Ask for clarification – I admit this is the one that I struggled with the most as it goes against everything I have learned about effective communication, ‘if you disagree with a person’s viewpoint, then back up your comment with facts to support your claim’ and ‘as a listener it’s your responsibility to ask the speaker for clarification’. Nowadays many people don’t adhere to this principal and that’s when things can get difficult.
If you don’t understand or think that their comment is unfair, then you ask for clarification. They have to defend their opinion instead of you having to defend your article. Putting the onus back on them to explain will hopefully bring about an honest open discussion that benefits you both.
Do apologise – So you made a mistake and there’s a typo error in your article, take responsibility for it. The best way to stop some critics is to admit your error and thank them. This takes all the wind out of them and leaves no opportunity for a reply.

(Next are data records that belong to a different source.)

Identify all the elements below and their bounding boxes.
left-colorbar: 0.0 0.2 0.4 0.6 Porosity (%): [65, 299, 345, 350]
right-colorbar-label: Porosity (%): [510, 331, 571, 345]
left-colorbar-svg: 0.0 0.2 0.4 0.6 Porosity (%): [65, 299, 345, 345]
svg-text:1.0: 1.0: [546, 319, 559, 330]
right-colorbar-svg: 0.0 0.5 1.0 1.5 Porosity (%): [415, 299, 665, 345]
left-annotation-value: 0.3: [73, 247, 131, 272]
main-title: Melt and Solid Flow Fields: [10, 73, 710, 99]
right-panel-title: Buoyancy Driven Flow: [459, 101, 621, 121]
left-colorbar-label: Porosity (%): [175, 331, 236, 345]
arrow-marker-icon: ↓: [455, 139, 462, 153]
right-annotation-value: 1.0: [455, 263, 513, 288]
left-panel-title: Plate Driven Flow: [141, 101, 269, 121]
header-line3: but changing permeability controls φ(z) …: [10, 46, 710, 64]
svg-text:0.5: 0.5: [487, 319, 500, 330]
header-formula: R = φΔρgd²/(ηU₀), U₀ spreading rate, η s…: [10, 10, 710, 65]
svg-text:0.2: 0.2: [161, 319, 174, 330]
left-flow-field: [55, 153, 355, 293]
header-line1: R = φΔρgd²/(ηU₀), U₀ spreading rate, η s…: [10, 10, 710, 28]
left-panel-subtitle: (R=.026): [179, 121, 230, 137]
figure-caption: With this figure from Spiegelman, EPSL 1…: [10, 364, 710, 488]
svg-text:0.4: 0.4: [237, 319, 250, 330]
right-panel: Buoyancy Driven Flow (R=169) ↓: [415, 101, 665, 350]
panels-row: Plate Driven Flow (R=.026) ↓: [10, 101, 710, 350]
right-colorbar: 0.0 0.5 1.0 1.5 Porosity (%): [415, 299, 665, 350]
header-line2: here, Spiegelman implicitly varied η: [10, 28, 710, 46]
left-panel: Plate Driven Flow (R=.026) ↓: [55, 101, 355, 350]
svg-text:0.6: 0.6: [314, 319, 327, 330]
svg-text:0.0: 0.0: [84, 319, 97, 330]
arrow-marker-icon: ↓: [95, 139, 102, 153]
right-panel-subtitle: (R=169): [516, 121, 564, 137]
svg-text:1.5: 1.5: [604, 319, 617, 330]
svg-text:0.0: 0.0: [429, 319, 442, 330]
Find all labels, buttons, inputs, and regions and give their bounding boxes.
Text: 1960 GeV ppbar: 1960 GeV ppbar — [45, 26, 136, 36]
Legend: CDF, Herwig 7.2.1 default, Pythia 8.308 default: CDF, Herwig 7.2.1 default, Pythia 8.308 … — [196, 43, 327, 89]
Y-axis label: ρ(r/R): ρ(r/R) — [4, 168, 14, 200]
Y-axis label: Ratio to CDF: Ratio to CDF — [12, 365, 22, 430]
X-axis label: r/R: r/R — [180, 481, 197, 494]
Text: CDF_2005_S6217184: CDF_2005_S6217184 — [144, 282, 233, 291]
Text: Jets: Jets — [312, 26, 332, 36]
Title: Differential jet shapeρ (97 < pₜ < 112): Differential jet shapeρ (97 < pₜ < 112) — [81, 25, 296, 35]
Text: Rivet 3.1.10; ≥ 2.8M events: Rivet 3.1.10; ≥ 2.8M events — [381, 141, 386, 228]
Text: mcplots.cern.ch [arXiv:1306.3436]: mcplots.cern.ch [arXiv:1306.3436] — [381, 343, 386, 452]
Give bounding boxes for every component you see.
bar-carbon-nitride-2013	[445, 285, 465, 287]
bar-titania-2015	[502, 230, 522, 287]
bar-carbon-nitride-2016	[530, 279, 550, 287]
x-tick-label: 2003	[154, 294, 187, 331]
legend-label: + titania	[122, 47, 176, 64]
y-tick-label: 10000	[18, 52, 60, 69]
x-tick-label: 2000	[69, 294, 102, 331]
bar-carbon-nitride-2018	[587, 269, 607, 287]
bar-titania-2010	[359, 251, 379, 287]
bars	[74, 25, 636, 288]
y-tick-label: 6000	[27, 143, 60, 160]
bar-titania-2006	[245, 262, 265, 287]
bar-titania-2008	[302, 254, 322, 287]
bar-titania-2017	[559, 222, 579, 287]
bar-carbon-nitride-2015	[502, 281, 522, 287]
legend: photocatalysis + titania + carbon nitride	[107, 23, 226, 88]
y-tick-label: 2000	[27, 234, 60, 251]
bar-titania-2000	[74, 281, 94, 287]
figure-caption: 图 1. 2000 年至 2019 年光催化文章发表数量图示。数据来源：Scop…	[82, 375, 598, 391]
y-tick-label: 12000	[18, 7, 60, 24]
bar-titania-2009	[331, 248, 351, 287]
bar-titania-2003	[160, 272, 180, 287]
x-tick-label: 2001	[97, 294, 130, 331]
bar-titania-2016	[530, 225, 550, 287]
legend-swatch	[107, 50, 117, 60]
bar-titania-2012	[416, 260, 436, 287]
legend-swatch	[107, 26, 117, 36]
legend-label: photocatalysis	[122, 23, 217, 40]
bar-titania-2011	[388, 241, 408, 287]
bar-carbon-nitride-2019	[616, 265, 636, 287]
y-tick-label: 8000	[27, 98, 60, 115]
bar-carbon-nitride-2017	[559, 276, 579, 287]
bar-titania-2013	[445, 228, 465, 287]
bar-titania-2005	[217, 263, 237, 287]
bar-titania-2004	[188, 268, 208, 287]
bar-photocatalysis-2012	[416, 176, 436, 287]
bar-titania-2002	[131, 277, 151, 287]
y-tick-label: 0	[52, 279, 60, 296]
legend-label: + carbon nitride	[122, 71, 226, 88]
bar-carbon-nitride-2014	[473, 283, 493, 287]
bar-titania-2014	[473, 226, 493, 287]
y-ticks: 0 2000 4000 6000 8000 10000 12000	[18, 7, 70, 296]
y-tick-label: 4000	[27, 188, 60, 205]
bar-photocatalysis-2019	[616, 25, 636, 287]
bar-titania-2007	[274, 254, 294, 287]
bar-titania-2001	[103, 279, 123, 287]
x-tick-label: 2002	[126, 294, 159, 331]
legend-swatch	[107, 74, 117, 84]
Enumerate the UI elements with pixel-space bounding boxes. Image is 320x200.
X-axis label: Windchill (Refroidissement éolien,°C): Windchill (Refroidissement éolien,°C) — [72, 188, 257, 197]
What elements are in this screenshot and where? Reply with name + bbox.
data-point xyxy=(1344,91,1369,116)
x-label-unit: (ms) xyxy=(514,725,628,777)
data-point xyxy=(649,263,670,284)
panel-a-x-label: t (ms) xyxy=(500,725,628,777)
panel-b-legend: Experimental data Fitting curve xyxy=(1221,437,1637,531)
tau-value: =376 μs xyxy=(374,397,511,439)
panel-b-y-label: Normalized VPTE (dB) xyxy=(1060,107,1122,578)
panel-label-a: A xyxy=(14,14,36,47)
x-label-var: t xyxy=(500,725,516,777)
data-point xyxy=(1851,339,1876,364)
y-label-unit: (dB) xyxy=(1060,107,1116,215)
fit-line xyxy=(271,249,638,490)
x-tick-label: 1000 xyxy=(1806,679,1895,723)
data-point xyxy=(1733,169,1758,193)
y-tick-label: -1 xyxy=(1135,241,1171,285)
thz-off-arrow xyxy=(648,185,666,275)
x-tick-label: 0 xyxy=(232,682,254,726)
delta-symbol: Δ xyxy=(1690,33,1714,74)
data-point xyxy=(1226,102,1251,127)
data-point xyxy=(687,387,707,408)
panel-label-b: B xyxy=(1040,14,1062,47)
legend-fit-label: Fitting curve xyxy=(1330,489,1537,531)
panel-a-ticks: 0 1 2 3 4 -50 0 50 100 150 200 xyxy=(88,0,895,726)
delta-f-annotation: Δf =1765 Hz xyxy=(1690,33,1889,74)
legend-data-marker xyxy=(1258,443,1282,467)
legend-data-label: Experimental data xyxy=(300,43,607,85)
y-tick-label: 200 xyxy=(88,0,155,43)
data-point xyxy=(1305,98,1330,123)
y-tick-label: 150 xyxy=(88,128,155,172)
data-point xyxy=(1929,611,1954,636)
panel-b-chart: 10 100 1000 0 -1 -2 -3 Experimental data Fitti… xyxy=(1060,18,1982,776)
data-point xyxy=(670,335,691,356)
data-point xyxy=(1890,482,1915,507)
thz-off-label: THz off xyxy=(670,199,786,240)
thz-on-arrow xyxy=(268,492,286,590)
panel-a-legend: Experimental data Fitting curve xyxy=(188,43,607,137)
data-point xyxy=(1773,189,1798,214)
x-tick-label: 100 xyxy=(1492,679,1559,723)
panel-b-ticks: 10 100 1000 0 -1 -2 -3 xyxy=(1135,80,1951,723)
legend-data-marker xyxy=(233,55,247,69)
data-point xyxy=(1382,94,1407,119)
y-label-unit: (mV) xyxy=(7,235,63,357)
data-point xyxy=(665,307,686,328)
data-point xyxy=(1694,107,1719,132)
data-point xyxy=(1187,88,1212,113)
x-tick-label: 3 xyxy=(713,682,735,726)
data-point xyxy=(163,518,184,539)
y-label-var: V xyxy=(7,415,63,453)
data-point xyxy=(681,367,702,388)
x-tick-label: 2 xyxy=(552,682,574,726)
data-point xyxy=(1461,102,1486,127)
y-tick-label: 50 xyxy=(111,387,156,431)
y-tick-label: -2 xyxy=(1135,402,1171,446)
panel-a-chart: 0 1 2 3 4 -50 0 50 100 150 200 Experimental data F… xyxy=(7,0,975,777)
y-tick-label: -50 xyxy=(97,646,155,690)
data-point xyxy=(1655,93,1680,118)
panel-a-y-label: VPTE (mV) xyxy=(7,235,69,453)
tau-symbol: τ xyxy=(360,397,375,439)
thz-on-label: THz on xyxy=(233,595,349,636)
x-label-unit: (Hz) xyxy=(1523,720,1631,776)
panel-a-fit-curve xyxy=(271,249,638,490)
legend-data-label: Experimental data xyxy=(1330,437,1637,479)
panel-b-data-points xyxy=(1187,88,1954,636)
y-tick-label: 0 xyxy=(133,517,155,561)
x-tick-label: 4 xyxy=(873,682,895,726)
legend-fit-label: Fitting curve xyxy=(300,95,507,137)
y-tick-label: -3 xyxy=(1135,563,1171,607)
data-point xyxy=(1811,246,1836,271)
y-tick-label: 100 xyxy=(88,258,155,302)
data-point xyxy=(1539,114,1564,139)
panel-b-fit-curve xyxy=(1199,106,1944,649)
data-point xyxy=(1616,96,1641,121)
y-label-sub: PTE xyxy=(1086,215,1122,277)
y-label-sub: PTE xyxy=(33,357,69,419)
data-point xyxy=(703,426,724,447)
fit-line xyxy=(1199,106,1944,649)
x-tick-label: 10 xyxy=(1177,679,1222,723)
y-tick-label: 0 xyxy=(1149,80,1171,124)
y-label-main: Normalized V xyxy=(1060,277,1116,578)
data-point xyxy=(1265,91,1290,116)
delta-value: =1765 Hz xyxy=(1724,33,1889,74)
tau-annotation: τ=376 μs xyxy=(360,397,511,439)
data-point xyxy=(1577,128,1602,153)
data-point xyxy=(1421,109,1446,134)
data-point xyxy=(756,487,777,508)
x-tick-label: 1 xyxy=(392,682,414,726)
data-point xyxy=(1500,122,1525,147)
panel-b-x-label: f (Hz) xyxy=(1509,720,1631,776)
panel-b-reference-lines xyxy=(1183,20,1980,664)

Offer no response – Sometimes it’s best to just remain silent. Especially, if the comment is a verbal attack on you the person. In this situation, the temptation to react with equal negatively can be overwhelming but by not responding you are effectively cutting off any type of argument.
Say thanks – Thanking them for the comment/feedback is more for you than them. It shows you are mature enough to accept the criticism and lets them know that you haven’t reacted to it. It’s about your own self-respect and worth not theirs.
‘Learn to handle criticism. Let it develop you instead of discourage you’
At the end of the day, you can’t please everyone and people will always find fault in your work. Stand by your words, own them and don’t let others discourage you.
The most admired and respected people are the ones who continue despite criticism, for they see it as an opportunity to learn and grow from.